6.BÖLÜM:YABANCI

242 188 4
                                    

   ATLAS'IN ANLATIMIYLA;

   Kendimi bildim bileli biyolojik annem ve babam yok,ama biyolojik ailem kadar yakın Çiçek annem ve Mithat babam var tabi birde benim abim olduğunu iddia eden Anıl,aramızda  üç ay olduğunu öğrendiğinden beri ben senin abinim diye ortada geziyor.Çiçek anne,gerçek annemin tek ve en yakın arkadaşıymış,annem beni doğururken bir nevi benim yüzümden ölmüş,bu sebeple hep kendimi suçlamışımdır,ben doğmamış olsaydım belki de o hayatına devam ediyor olacaktı.Babam ise bana sadece bir yıl bakabilmiş,bir yılın sonunda ölmüş ve ölmüş olmasının nedeni bile belli değil çünkü hiçbir hastalığı yokmuş.

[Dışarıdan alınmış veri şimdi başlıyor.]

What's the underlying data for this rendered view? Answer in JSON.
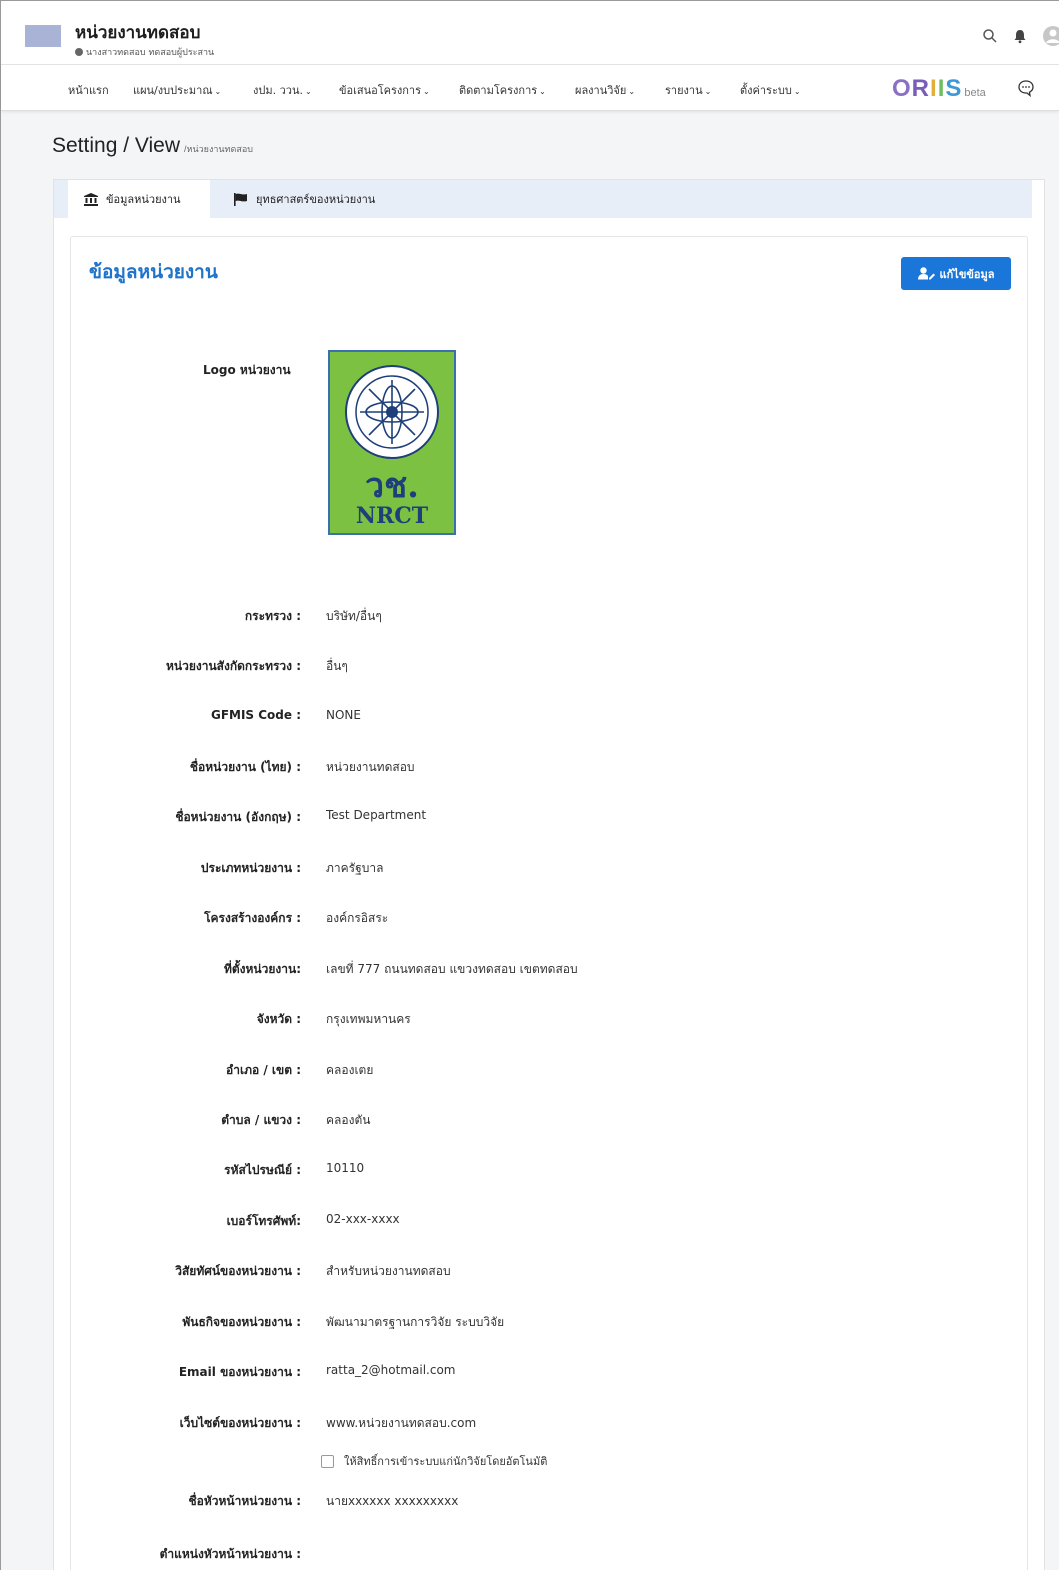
{
  "header": {
    "org_title": "หน่วยงานทดสอบ",
    "org_user": "นางสาวทดสอบ ทดสอบผู้ประสาน"
  },
  "nav": {
    "items": [
      {
        "label": "หน้าแรก",
        "dropdown": false
      },
      {
        "label": "แผน/งบประมาณ",
        "dropdown": true
      },
      {
        "label": "งปม. ววน.",
        "dropdown": true
      },
      {
        "label": "ข้อเสนอโครงการ",
        "dropdown": true
      },
      {
        "label": "ติดตามโครงการ",
        "dropdown": true
      },
      {
        "label": "ผลงานวิจัย",
        "dropdown": true
      },
      {
        "label": "รายงาน",
        "dropdown": true
      },
      {
        "label": "ตั้งค่าระบบ",
        "dropdown": true
      }
    ],
    "brand": "ORIIS",
    "brand_suffix": "beta"
  },
  "page": {
    "title": "Setting / View",
    "breadcrumb": "/หน่วยงานทดสอบ"
  },
  "tabs": [
    {
      "label": "ข้อมูลหน่วยงาน",
      "icon": "bank-icon"
    },
    {
      "label": "ยุทธศาสตร์ของหน่วยงาน",
      "icon": "flag-icon"
    }
  ],
  "section": {
    "title": "ข้อมูลหน่วยงาน",
    "edit_label": "แก้ไขข้อมูล",
    "logo_label": "Logo หน่วยงาน",
    "logo_text_thai": "วช.",
    "logo_text_en": "NRCT"
  },
  "fields": [
    {
      "label": "กระทรวง :",
      "value": "บริษัท/อื่นๆ"
    },
    {
      "label": "หน่วยงานสังกัดกระทรวง :",
      "value": "อื่นๆ"
    },
    {
      "label": "GFMIS Code :",
      "value": "NONE"
    },
    {
      "label": "ชื่อหน่วยงาน (ไทย) :",
      "value": "หน่วยงานทดสอบ"
    },
    {
      "label": "ชื่อหน่วยงาน (อังกฤษ) :",
      "value": "Test Department"
    },
    {
      "label": "ประเภทหน่วยงาน :",
      "value": "ภาครัฐบาล"
    },
    {
      "label": "โครงสร้างองค์กร :",
      "value": "องค์กรอิสระ"
    },
    {
      "label": "ที่ตั้งหน่วยงาน:",
      "value": "เลขที่ 777 ถนนทดสอบ แขวงทดสอบ เขตทดสอบ"
    },
    {
      "label": "จังหวัด :",
      "value": "กรุงเทพมหานคร"
    },
    {
      "label": "อำเภอ / เขต :",
      "value": "คลองเตย"
    },
    {
      "label": "ตำบล / แขวง :",
      "value": "คลองตัน"
    },
    {
      "label": "รหัสไปรษณีย์ :",
      "value": "10110"
    },
    {
      "label": "เบอร์โทรศัพท์:",
      "value": "02-xxx-xxxx"
    },
    {
      "label": "วิสัยทัศน์ของหน่วยงาน :",
      "value": "สำหรับหน่วยงานทดสอบ"
    },
    {
      "label": "พันธกิจของหน่วยงาน :",
      "value": "พัฒนามาตรฐานการวิจัย ระบบวิจัย"
    },
    {
      "label": "Email ของหน่วยงาน :",
      "value": "ratta_2@hotmail.com"
    },
    {
      "label": "เว็บไซต์ของหน่วยงาน :",
      "value": "www.หน่วยงานทดสอบ.com"
    }
  ],
  "auto_access_checkbox": {
    "label": "ให้สิทธิ์การเข้าระบบแก่นักวิจัยโดยอัตโนมัติ",
    "checked": false
  },
  "fields_after": [
    {
      "label": "ชื่อหัวหน้าหน่วยงาน :",
      "value": "นายxxxxxx xxxxxxxxx"
    },
    {
      "label": "ตำแหน่งหัวหน้าหน่วยงาน :",
      "value": ""
    }
  ],
  "colors": {
    "accent": "#1a76d9",
    "title_blue": "#1f74c9",
    "tab_bar": "#e8eef7",
    "logo_green": "#7cc142"
  }
}
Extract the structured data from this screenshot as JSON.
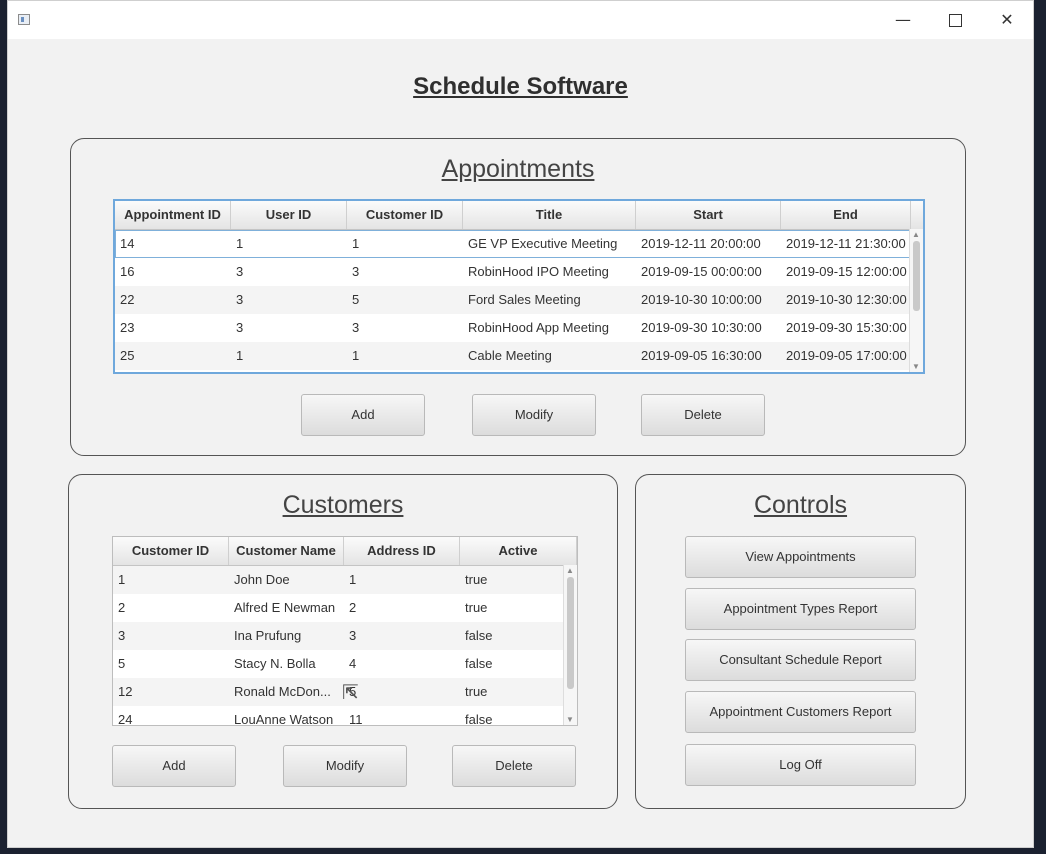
{
  "app": {
    "title": "Schedule Software"
  },
  "window_controls": {
    "minimize": "—",
    "close": "✕"
  },
  "appointments": {
    "title": "Appointments",
    "columns": [
      "Appointment ID",
      "User ID",
      "Customer ID",
      "Title",
      "Start",
      "End"
    ],
    "rows": [
      [
        "14",
        "1",
        "1",
        "GE VP Executive Meeting",
        "2019-12-11 20:00:00",
        "2019-12-11 21:30:00"
      ],
      [
        "16",
        "3",
        "3",
        "RobinHood IPO Meeting",
        "2019-09-15 00:00:00",
        "2019-09-15 12:00:00"
      ],
      [
        "22",
        "3",
        "5",
        "Ford Sales Meeting",
        "2019-10-30 10:00:00",
        "2019-10-30 12:30:00"
      ],
      [
        "23",
        "3",
        "3",
        "RobinHood App Meeting",
        "2019-09-30 10:30:00",
        "2019-09-30 15:30:00"
      ],
      [
        "25",
        "1",
        "1",
        "Cable Meeting",
        "2019-09-05 16:30:00",
        "2019-09-05 17:00:00"
      ]
    ],
    "buttons": {
      "add": "Add",
      "modify": "Modify",
      "delete": "Delete"
    }
  },
  "customers": {
    "title": "Customers",
    "columns": [
      "Customer ID",
      "Customer Name",
      "Address ID",
      "Active"
    ],
    "rows": [
      [
        "1",
        "John Doe",
        "1",
        "true"
      ],
      [
        "2",
        "Alfred E Newman",
        "2",
        "true"
      ],
      [
        "3",
        "Ina Prufung",
        "3",
        "false"
      ],
      [
        "5",
        "Stacy N. Bolla",
        "4",
        "false"
      ],
      [
        "12",
        "Ronald McDon...",
        "5",
        "true"
      ],
      [
        "24",
        "LouAnne Watson",
        "11",
        "false"
      ]
    ],
    "buttons": {
      "add": "Add",
      "modify": "Modify",
      "delete": "Delete"
    }
  },
  "controls": {
    "title": "Controls",
    "buttons": {
      "view_appointments": "View Appointments",
      "appointment_types_report": "Appointment Types Report",
      "consultant_schedule_report": "Consultant Schedule Report",
      "appointment_customers_report": "Appointment Customers Report",
      "log_off": "Log Off"
    }
  }
}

   Babam'da öldükten sonra sonra Çiçek anne beni temelli yanına almış ,zaten o bir yıllık süreçte de bana sütünü vermiş.Ne Mithat babam nede Çiçek annem beni Anıl'dan ayırmadı,o denli ayırmadılar ki ben beş yaşına kadar bunu hissetmedim bile, beş yaşına girdiğim gün yani doğum günümde bütün gerçekleri öğrendim,hayatın bana minicik bir bebekken vurduğu darbe ile o gün tanıştım,o gün öğrendim hayatın nasıl bir şey olduğunu.

   Büyüdüm kocaman delikanlı oldum ama hayat beni gene sevmedi,okul hayatımda bütün şanssızlıklar beni buldu,hayata olan öfkemden kavgacı birisine dönüştüm,kavga ettiğim için öğretmenlerim hiçbir zaman beni sevmedi.Canla başla çalışıp dört yıllık iç mimarlık kazandım,üniversite hayatım sadece bir yıl sürdü çünkü mithat babamı kaybettim,hayat gene benim elimden ailemin bir ferdini aldı ve bu sefer tam olarak dibi gördüm pes ettim, hayat ile olan mücadelemi ben değil o kazandı.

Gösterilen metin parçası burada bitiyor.